Books by author: Edward R. Tufte

The Cognitive Style of PowerPoint

by Edward R. Tufte

Graphics Pr (24 pages)
Keyword(s): Design, Nonfiction
Dates read: March 28, 2005, Rating: ***

This week, I attended a one-day seminar given by Edward Tufte, the noted Information Design guru. The seminar was excellent. Tufte is a gifted and entertaining speaker, and his appreciation of and enthusiasm for good design is contagious. I've previously scanned through his books, but now I'm motivated to study them in greater depth.
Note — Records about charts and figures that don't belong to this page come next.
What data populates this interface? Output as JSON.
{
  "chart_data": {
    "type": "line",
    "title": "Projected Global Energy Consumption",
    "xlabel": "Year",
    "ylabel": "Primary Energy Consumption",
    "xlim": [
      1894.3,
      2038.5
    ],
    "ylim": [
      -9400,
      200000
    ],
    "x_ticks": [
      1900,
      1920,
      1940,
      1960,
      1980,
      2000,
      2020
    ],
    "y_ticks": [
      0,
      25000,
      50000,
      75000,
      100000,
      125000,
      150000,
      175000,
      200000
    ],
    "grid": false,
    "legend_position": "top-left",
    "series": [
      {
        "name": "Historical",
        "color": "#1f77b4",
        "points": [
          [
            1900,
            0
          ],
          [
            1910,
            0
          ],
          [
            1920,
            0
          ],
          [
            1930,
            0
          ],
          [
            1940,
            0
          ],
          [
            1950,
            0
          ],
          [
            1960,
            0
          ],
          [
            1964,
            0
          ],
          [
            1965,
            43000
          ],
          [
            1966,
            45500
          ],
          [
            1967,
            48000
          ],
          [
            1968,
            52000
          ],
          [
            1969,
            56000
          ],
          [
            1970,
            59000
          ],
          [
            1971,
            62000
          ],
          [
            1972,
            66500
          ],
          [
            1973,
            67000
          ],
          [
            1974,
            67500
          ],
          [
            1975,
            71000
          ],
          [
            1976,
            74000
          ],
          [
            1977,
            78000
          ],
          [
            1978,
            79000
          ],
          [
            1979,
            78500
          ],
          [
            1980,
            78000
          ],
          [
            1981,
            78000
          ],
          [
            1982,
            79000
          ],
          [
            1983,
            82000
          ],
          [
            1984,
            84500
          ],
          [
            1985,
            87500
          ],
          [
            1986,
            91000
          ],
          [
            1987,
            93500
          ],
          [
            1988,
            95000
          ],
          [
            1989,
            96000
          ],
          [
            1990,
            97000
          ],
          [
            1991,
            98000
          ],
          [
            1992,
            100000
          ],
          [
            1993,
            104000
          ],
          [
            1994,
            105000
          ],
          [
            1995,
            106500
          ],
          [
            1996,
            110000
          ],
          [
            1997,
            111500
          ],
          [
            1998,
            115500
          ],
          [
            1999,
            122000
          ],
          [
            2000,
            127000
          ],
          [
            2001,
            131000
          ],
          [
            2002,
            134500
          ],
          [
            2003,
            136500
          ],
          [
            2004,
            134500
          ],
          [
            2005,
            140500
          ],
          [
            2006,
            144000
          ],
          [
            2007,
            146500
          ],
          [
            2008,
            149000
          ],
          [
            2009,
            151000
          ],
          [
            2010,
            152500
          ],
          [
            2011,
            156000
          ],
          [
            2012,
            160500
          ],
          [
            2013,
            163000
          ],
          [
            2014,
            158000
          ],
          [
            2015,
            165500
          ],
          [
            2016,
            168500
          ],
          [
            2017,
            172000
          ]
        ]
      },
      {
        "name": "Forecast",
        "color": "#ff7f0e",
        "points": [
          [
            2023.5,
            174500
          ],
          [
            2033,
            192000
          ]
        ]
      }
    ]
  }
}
On the commuter rail ride home from the seminar, I read The Cognitive Style of PowerPoint, Tufte's most recent (and least valuable) publication. In this 24 page essay, Tufte rails against the lightweight and often disturbingly misleading presentations that are endemic among users of PowerPoint. The centerpiece is the dissection of a slide presented by Boeing to NASA during the time between the final launch of the space shuttle Columbia and its fatal atmospheric reentry. Tufte points out several ways in which the slide is misleading, some of which are partly the result of PowerPoint's templates. The end result was an executive decision that mistakenly concluded that there was little risk for the Columbia's crew.

It's easy to point out that it's the presenter's responsibility to make a good presentation, and PowerPoint is only a tool. And there's a lot of truth to that statement. However, it's also true that PowerPoint's laser focus on bullet-point sentence fragments (not to mention its dreadfully limited capacity for displaying information) stack the odds strongly against speakers who use it. I certainly agree that one must be exceptionally careful when using PowerPoint to make presentations of scientific or engineering information, and that good presentations rely on much more than computer slideshows. That seems pretty obvious, but apprently it wasn't obvious to Boeing and NASA at the time.